You can install the `delibtools` package from PyPI using pip:

```bash
pip install delibtools
```

Or, install directly from the source:

```bash
git clone https://github.com/armaniii/delibtools
cd delibtools
pip install .
```

## Requirements

- Python 3.6+
- `pandas`
- `numpy`
- `tqdm`
- `sentence-transformers`
- `seaborn`
- `matplotlib`
- `scipy`
- `nltk`

## Usage

### 1. **Deliberation Intensity Calculation**

This example demonstrates how to use the `DeliberationIntensity` class to calculate deliberation intensity for a sample dataset.

```python
import pandas as pd
from delibtools import DeliberationIntensity

# Example data
data = {
    'id': ['1', '2', '3', '4'],
    'parent_id': [None, 't3_1', 't1_2', 't1_2'],
    'thread_id': ['1', '1', '1', '1'],
    'text': ['This is a post', 'This is a comment', 'Another comment', 'Yet another comment'],
    'argument': [1, 1, 0, 1],
    'author': ['user1', 'user2', 'user3', 'user2']
}

df = pd.DataFrame(data)

# Initialize the deliberation intensity class
di = DeliberationIntensity(verbose=True)

# Calculate deliberation intensity
dis_df = di.calculate_deliberation_intensity(df)

# View the result
print(dis_df)
```

### 2. **Generating Reddit Thread IDs**

If you're working with Reddit-like data where each post has an ID and a parent ID, you can use the `assign_reddit_threads` function to create thread IDs.

```python
from delibtools import DeliberationIntensity, utils

# Example data
data = {
    'id': ['1', '2', '3', '4'],
    'parent_id': [None, 't3_1', 't1_2', 't1_2']
}

df = pd.DataFrame(data)

# Generate thread IDs
df['thread_id'] = utils.assign_reddit_threads(df)

# View the result
print(df)
```

### 3. ** Providing Custom Column Names **
If your dataset uses different column names, you can provide custom names when initializing the `DeliberationIntensity` class.
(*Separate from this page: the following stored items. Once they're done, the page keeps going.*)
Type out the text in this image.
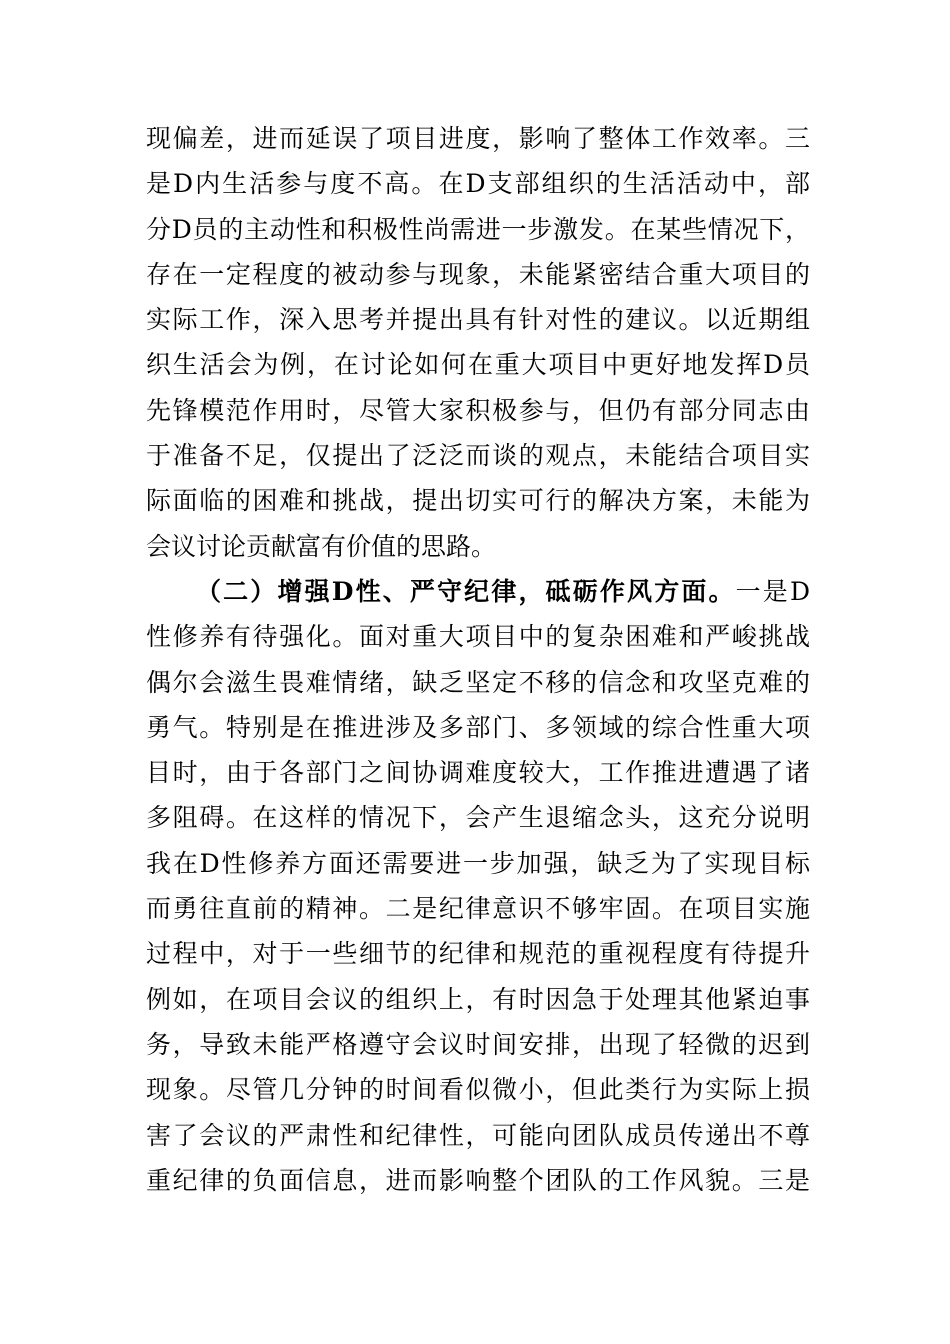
现偏差，进而延误了项目进度，影响了整体工作效率。三
是D内生活参与度不高。在D支部组织的生活活动中，部
分D员的主动性和积极性尚需进一步激发。在某些情况下，
存在一定程度的被动参与现象，未能紧密结合重大项目的
实际工作，深入思考并提出具有针对性的建议。以近期组
织生活会为例，在讨论如何在重大项目中更好地发挥D员
先锋模范作用时，尽管大家积极参与，但仍有部分同志由
于准备不足，仅提出了泛泛而谈的观点，未能结合项目实
际面临的困难和挑战，提出切实可行的解决方案，未能为
会议讨论贡献富有价值的思路。
（二）增强D性、严守纪律，砥砺作风方面。一是D
性修养有待强化。面对重大项目中的复杂困难和严峻挑战
偶尔会滋生畏难情绪，缺乏坚定不移的信念和攻坚克难的
勇气。特别是在推进涉及多部门、多领域的综合性重大项
目时，由于各部门之间协调难度较大，工作推进遭遇了诸
多阻碍。在这样的情况下，会产生退缩念头，这充分说明
我在D性修养方面还需要进一步加强，缺乏为了实现目标
而勇往直前的精神。二是纪律意识不够牢固。在项目实施
过程中，对于一些细节的纪律和规范的重视程度有待提升
例如，在项目会议的组织上，有时因急于处理其他紧迫事
务，导致未能严格遵守会议时间安排，出现了轻微的迟到
现象。尽管几分钟的时间看似微小，但此类行为实际上损
害了会议的严肃性和纪律性，可能向团队成员传递出不尊
重纪律的负面信息，进而影响整个团队的工作风貌。三是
For example, if your dataset has columns like `message_id` instead of `id`, and `user` instead of author, you can provide these custom names when creating the instance.

```python
import pandas as pd
from deliberation_intensity import DeliberationIntensity

# Example data with custom column names
data = {
    'message_id': ['1', '2', '3', '4'],
    'parent_message_id': [None, 't3_1', 't1_2', 't1_2'],
    'discussion_id': ['1', '1', '1', '1'],
    'content': ['This is a post', 'This is a comment', 'Another comment', 'Yet another comment'],
    'is_argument': [1, 1, 0, 1],
    'user': ['user1', 'user2', 'user3', 'user2']
}

df = pd.DataFrame(data)

# Initialize the deliberation intensity class with custom column mappings
deliberation = DeliberationIntensity(
    group='discussion_id',  # Custom group identifier
    text='content',         # Custom text column
    author='user',          # Custom author column
    argument='is_argument', # Custom argument flag column
    id='message_id',        # Custom id column
    speech='content',       # Custom speech column for sentence counting
    verbose=True
)

# Calculate deliberation intensity
dis_df = deliberation.calculate_deliberation_intensity(df)

# View the result
print(dis_df)
```



### 4. **Plotting ECDF for Deliberation Intensity**

The package includes functionality to plot empirical cumulative distribution functions (ECDFs) for comparing deliberation intensity across different datasets.

```python
import pandas as pd
from delibtools import DeliberationIntensity

# Sample data for two datasets
data1 = {'dis': [0.2, 0.3, 0.5, 0.7]}
data2 = {'dis': [0.1, 0.4, 0.6, 0.8]}

df1 = pd.DataFrame(data1)
df2 = pd.DataFrame(data2)

# Initialize the deliberation intensity class
deliberation = DeliberationIntensity(verbose=True)

# Plot ECDF for the two datasets
deliberation.plot_ecdf(df1, df2, labels=['Dataset 1', 'Dataset 2'])
```

## License

This project is licensed under the terms of the **Apache License 2.0**. See the [LICENSE](LICENSE) file for more details.